A British science ethics group has criticised the EU’s intention to spend billions of euros on military research, saying it could boost arms sales to countries with poor human rights records.
“The plan disturbs us greatly,” said Stuart Parkinson, a mathematician and director of Scientists for Global Responsibility, a UK-based lobby group that promotes ethical and peaceful science, referring to European Commission’s, "Preparatory Action for Defence Research," which would provide three years of funding to lay the groundwork for a full €3-4 billion defence budget to be approved in 2021.
“The EU is a civilian initiative and a holder of the Nobel Peace Prize. Do we really want to cross this line?” Parkinson said in an interview with Science|Business.
The initial EU programme, likely to start next year and finish in 2020, will cost between €40 and €100 million. It will be the first time the EU has provided funding exclusively for defence research.
“We’re concerned it will boost arms exports to countries with poor human rights records like Saudi Arabia.” Parkinson said. The money would be better spent on understanding how conflict starts, he believes.
Industry and government push
With the UK, a country long-ambivalent to EU-led defence plans, heading for the exit in 2019, many in Brussels feel the moment is right for the EU to take on a more active role on the global defence stage.
The case for an EU-funded defence programme has been put together in recent months by German, French and Italian governments, as well as a so-called "group of personalities" which includes politicians and representatives from companies such as Saab, Indra, and BAE Systems.
Their view is that the fund is timely, with Europe lagging behind other major powers on defence spending. Only four out of the 26 European members of NATO met the alliance’s objective of spending two per cent of GDP on defence last year, and a number of US officials have loudly implored the EU to invest more money in military hardware.
Instead of public money, the push “has come from industry rather than researchers,” Parkinson said.
One argument for military research is that it can help spawn indispensable new technologies, such as the internet and GPS.
“It’s not a strong argument when you break it down. There’s nothing special about the military that makes great spin-offs. All science can lead to unintended positives,” said Parkinson. “In the military field, there’s actually barriers to spin-offs, because of competition around IP.”

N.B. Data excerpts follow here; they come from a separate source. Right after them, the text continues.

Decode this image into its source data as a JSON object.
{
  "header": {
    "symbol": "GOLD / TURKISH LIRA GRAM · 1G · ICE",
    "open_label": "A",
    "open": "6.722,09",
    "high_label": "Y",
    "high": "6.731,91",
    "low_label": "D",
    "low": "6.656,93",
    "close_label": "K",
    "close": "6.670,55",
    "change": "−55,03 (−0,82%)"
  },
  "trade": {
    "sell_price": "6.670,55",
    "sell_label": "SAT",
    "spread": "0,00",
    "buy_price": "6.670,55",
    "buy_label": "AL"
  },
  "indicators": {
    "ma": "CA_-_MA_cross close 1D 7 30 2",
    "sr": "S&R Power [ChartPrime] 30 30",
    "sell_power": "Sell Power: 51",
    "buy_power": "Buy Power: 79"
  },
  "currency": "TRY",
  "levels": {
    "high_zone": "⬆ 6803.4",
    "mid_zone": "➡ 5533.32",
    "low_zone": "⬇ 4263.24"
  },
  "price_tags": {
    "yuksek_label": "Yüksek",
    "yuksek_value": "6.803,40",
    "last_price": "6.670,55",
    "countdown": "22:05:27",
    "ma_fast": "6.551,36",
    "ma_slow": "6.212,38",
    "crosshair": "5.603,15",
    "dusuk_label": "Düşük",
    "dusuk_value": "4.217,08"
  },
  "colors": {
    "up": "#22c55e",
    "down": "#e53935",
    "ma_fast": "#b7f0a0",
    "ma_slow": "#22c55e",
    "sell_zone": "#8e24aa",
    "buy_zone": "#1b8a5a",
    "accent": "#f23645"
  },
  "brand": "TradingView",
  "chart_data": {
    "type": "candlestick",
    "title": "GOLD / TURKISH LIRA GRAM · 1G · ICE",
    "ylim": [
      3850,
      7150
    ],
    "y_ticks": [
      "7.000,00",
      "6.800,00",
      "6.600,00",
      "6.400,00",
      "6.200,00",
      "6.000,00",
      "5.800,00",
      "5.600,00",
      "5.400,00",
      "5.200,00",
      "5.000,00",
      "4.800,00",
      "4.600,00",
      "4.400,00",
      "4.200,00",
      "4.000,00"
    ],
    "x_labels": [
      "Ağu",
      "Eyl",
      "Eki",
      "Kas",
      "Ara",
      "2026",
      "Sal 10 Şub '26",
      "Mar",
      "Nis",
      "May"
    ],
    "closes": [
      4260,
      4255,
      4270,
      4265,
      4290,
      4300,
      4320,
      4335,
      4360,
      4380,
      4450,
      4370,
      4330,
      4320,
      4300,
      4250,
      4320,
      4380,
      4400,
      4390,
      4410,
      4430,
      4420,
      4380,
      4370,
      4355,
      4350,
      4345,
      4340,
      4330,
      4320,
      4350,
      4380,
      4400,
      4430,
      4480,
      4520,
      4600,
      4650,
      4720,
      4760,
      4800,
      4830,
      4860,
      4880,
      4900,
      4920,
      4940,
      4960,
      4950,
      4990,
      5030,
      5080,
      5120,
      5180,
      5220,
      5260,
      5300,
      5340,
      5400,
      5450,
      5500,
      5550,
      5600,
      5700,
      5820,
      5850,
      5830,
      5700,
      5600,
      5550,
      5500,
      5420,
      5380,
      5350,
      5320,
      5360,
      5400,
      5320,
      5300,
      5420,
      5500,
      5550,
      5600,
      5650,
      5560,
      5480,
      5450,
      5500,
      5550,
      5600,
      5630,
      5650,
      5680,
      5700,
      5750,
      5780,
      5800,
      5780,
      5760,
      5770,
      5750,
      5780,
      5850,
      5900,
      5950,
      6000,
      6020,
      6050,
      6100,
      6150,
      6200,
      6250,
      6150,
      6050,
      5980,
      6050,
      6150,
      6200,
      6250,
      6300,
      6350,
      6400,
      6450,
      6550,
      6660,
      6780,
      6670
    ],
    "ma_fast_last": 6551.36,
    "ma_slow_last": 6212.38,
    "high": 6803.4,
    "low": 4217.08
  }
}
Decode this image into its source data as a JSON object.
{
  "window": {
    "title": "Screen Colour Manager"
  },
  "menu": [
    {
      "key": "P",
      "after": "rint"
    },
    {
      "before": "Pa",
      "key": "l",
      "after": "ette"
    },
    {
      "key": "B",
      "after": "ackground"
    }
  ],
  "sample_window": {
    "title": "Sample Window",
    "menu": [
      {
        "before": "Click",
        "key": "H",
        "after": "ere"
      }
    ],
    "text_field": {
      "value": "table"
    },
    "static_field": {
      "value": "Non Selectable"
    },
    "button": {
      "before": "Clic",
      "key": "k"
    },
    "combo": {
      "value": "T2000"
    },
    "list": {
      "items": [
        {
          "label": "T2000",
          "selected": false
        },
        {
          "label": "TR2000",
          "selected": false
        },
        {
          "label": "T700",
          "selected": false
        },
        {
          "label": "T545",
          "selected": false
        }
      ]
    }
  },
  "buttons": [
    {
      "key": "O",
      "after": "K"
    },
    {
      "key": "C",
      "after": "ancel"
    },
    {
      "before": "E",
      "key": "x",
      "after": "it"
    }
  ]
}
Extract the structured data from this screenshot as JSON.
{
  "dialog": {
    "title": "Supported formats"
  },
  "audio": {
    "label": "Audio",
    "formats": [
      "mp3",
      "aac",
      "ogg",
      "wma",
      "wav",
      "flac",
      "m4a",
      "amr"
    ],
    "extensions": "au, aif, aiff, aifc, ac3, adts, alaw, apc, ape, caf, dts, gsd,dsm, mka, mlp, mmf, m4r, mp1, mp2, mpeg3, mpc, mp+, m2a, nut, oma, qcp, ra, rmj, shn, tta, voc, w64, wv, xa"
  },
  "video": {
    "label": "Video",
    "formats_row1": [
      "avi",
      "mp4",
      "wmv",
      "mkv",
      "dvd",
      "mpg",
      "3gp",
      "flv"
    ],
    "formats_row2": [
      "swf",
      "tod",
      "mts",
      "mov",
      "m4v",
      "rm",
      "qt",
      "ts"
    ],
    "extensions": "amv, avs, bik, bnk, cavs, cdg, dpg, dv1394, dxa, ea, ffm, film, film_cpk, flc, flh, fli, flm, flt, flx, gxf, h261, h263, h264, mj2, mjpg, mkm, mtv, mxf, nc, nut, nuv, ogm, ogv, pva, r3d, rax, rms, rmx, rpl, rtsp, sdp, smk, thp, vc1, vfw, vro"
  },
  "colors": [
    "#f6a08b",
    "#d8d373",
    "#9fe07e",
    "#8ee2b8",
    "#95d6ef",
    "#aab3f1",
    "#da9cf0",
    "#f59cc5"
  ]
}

In a bid to bring researchers around the issue, Parkinson said he would like to approach Stephen Hawking, world-renowned scientist and a patron of Scientists for Global Responsibility.
Hawking and other leading UK scientists and engineers signed a letter organised by Scientists for Global Responsibility in July, calling on UK politicians to vote against the renewal of the Trident submarine nuclear weapons systems (the decision went the other way).
If an ethical argument is not enough to win over scientists, Parkinson offers a practical one. “It’ll replace existing research priorities,” he said.
Scientists for Global Responsibility is not the only voice being raised against the new fund.
“My understanding of the EU is that it is meant to be a peace project,” said Laëtitia Sédou, EU programme officer with the European Network Against Arms Trade.
Like Parkinson, Sédou views the plan as providing, “Subsidies to preserve the competitiveness of the arms industry and its capacity to export abroad.”
Her group, which has started a petition against the fund that has attracted over 60,000 signatures, also says the new defence programme will result in “drastic cuts” to other spending priorities.